About 100 religious institutions, universities, cities, counties and other organizations have divested or begun divesting from fossil fuels, according to the press release.

“As a seminary we are familiar with the scriptural warning that ‘the wages of sin is death,’ and this could not be more literally true than it is in the case of fossil fuels,” Jones wrote in an op-ed for Time magazine.

“As vulnerable communities have been swallowed by rising shorelines, as potable water has become a commodity of increasing rarity, as hundreds of thousands of people have been killed by violent weather, it is ever clearer that humanity’s addiction to fossil fuels is death-dealing — or as Christians would say, profoundly sinful.”
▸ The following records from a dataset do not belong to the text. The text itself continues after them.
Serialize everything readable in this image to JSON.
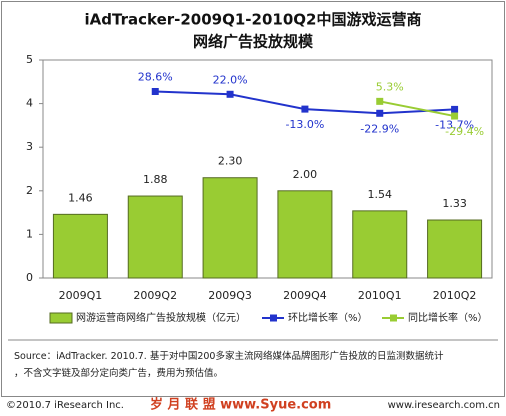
{
  "chart_data": {
    "type": "bar",
    "title": "iAdTracker-2009Q1-2010Q2中国游戏运营商",
    "subtitle": "网络广告投放规模",
    "categories": [
      "2009Q1",
      "2009Q2",
      "2009Q3",
      "2009Q4",
      "2010Q1",
      "2010Q2"
    ],
    "series": [
      {
        "name": "网游运营商网络广告投放规模（亿元）",
        "color": "#99cc33",
        "values": [
          1.46,
          1.88,
          2.3,
          2.0,
          1.54,
          1.33
        ],
        "value_labels": [
          "1.46",
          "1.88",
          "2.30",
          "2.00",
          "1.54",
          "1.33"
        ]
      },
      {
        "name": "环比增长率（%）",
        "color": "#2233cc",
        "type": "line",
        "axis": "y2",
        "values": [
          null,
          28.6,
          22.0,
          -13.0,
          -22.9,
          -13.7
        ],
        "value_labels": [
          null,
          "28.6%",
          "22.0%",
          "-13.0%",
          "-22.9%",
          "-13.7%"
        ]
      },
      {
        "name": "同比增长率（%）",
        "color": "#99cc33",
        "type": "line",
        "axis": "y2",
        "values": [
          null,
          null,
          null,
          null,
          5.3,
          -29.4
        ],
        "value_labels": [
          null,
          null,
          null,
          null,
          "5.3%",
          "-29.4%"
        ]
      }
    ],
    "ylim": [
      0,
      5
    ],
    "yticks": [
      0,
      1,
      2,
      3,
      4,
      5
    ],
    "y2lim": [
      -412,
      103
    ],
    "source": "Source：iAdTracker. 2010.7. 基于对中国200多家主流网络媒体品牌图形广告投放的日监测数据统计，不含文字链及部分定向类广告，费用为预估值。",
    "copyright": "©2010.7 iResearch Inc.",
    "watermark": "岁 月 联 盟 www.Syue.com",
    "website": "www.iresearch.com.cn"
  }
}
The divestment movement among churches signals a growing concern about the dangers of climate change. The United Church of Christ of Massachusetts and Minnesota, the Episcopal Diocese of Massachusetts, the Evangelical Lutheran Church of Oregon and the Maine Council of Churches are among the institutions that have already divested, according to Union's press release.
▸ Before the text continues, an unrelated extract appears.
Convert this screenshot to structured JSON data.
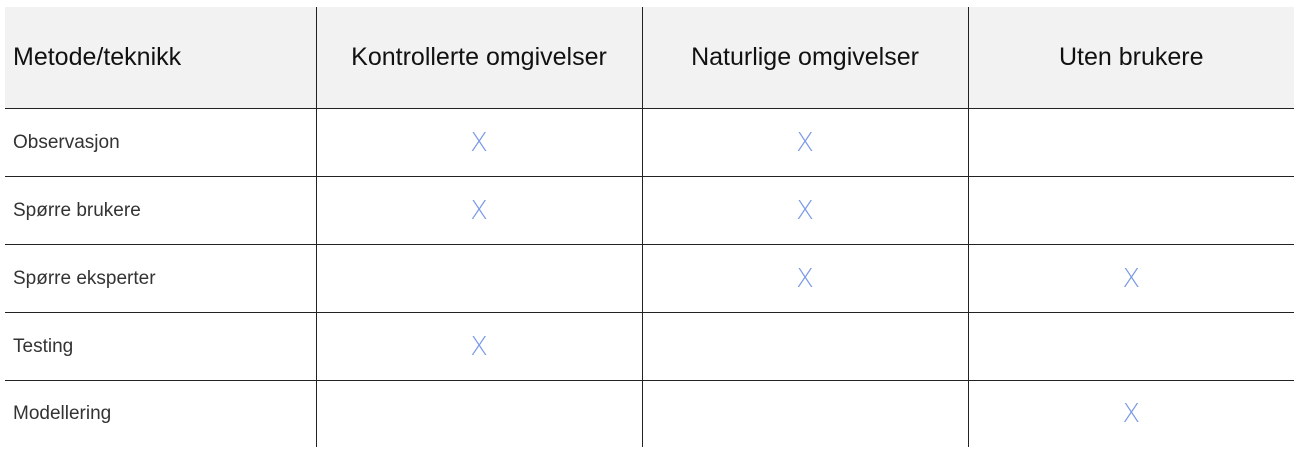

Pope Francis in May called on Christians to become "custodians of creation" and warned of the potential catastrophic effects of climate change. The pope used a biblical argument for protecting the earth, referencing the book of Genesis, in which God charged humans with protecting the world.

“Safeguard creation. Because if we destroy creation, creation will destroy us,” Francis said. “Creation is not a property, which we can rule over at will.”

Union will develop a new, sustainable policy for the campus, the Huffington Post reported, and host a climate conference called Religions for the Earth ahead of the United Nations Climate Summit in September.

“Union is the cradle of progressive Protestantism in the U.S., so I expect this decision will have a major impact,” Bill McKibben, president and founder of the environmental organization 350.org, said. “Not only is Union a moral leader, it’s also a resident of Manhattan with long ties to the city’s leaders, meaning that divestment now has a foothold in the world’s financial capital. I predict this will be the first of many seminaries that heed the call to stand up for God’s creation.”